Vulnerability. It is a universal term increasingly adopted by practitioners and academics in clinical work and literature, often associated with risk, contrasted with resilience, or serving as a justification for intervention and support. Yet in doing so, we have perhaps never fully considered what ‘vulnerability’ actually means, or encapsulates. Consider a victim of repeated sexual abuse from a caregiver, an offender with a traumatic upbringing and a lack of appropriate coping strategies, or a household in which domestic violence occurs. Does vulnerability lie with the victim, the offender, or the situation? This was the interesting question posed at a recent conference.
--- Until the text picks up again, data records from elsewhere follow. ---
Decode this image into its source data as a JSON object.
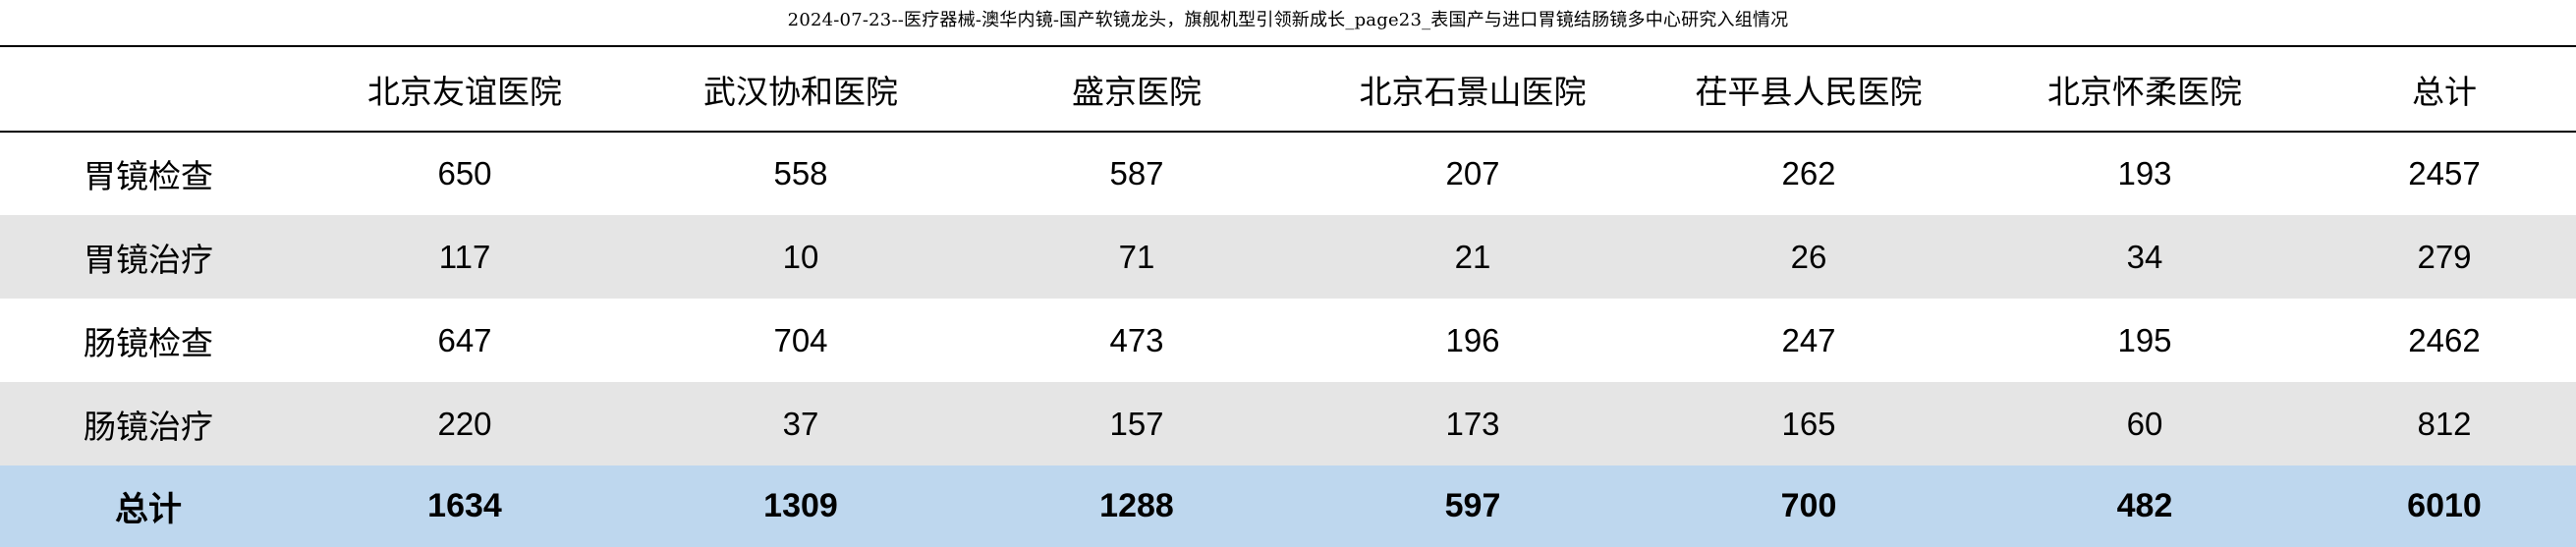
{
  "title": "2024-07-23--医疗器械-澳华内镜-国产软镜龙头，旗舰机型引领新成长_page23_表国产与进口胃镜结肠镜多中心研究入组情况",
  "chart_data": {
    "type": "table",
    "columns": [
      "",
      "北京友谊医院",
      "武汉协和医院",
      "盛京医院",
      "北京石景山医院",
      "茌平县人民医院",
      "北京怀柔医院",
      "总计"
    ],
    "rows": [
      {
        "label": "胃镜检查",
        "values": [
          "650",
          "558",
          "587",
          "207",
          "262",
          "193",
          "2457"
        ]
      },
      {
        "label": "胃镜治疗",
        "values": [
          "117",
          "10",
          "71",
          "21",
          "26",
          "34",
          "279"
        ]
      },
      {
        "label": "肠镜检查",
        "values": [
          "647",
          "704",
          "473",
          "196",
          "247",
          "195",
          "2462"
        ]
      },
      {
        "label": "肠镜治疗",
        "values": [
          "220",
          "37",
          "157",
          "173",
          "165",
          "60",
          "812"
        ]
      }
    ],
    "total_row": {
      "label": "总计",
      "values": [
        "1634",
        "1309",
        "1288",
        "597",
        "700",
        "482",
        "6010"
      ]
    },
    "colors": {
      "striped_row": "#e5e5e5",
      "total_row": "#bed7ee"
    }
  }
}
If we take a step back, the whole notion of vulnerability is rather complex. Various definitions of vulnerability emerged: “risk factors”, “situations that expose people to high or elevated risk”, “reasons why the same people are constantly revictimised”, “we should instead consider needs, not vulnerabilities”, “everyone is vulnerable, but it is the exploitation of that vulnerability that is criminalised”.
Given the diversity of views, it is tempting to consider whether vulnerability can add anything to our understanding of a person, as the term can miss marginalised groups and people with multiple vulnerabilities. A number of statistics were presented: 61% of children who are in care are so due to abuse and neglect. In addition, 68% of all adverse events are suffered by repeat victims. The debate is often centred on who is vulnerable, and in doing so, we end up placing victims into subgroups according to their gender, age, ethnicity and so on – which is not always helpful.
Perhaps we should focus less on which particular demographic is vulnerable, and instead consider the situation in which individuals find themselves in. More broadly, wider structures such as the criminal justice or residential child care systems can also unintentionally maintain vulnerability. In these environments, decisions are often made for or on behalf of ‘vulnerable’ individuals, such as those with mental health needs or young people. This can be challenging, as some may argue this takes away the autonomy of the individual.
The focus then shifts as to how we can intervene or mitigate the impact of situations that make individuals vulnerable. This may involve steps to reduce harm against a person, changing situations that generate vulnerability by identifying underlying causes for the behaviour, and reforming systems in society to promote greater autonomy.
Clearly, there is a need to refine our perceptions of vulnerability. This will not be an easy task, but it has the potential for a major shift in our understanding of this vitally important topic, with implications for both theory and clinical practice.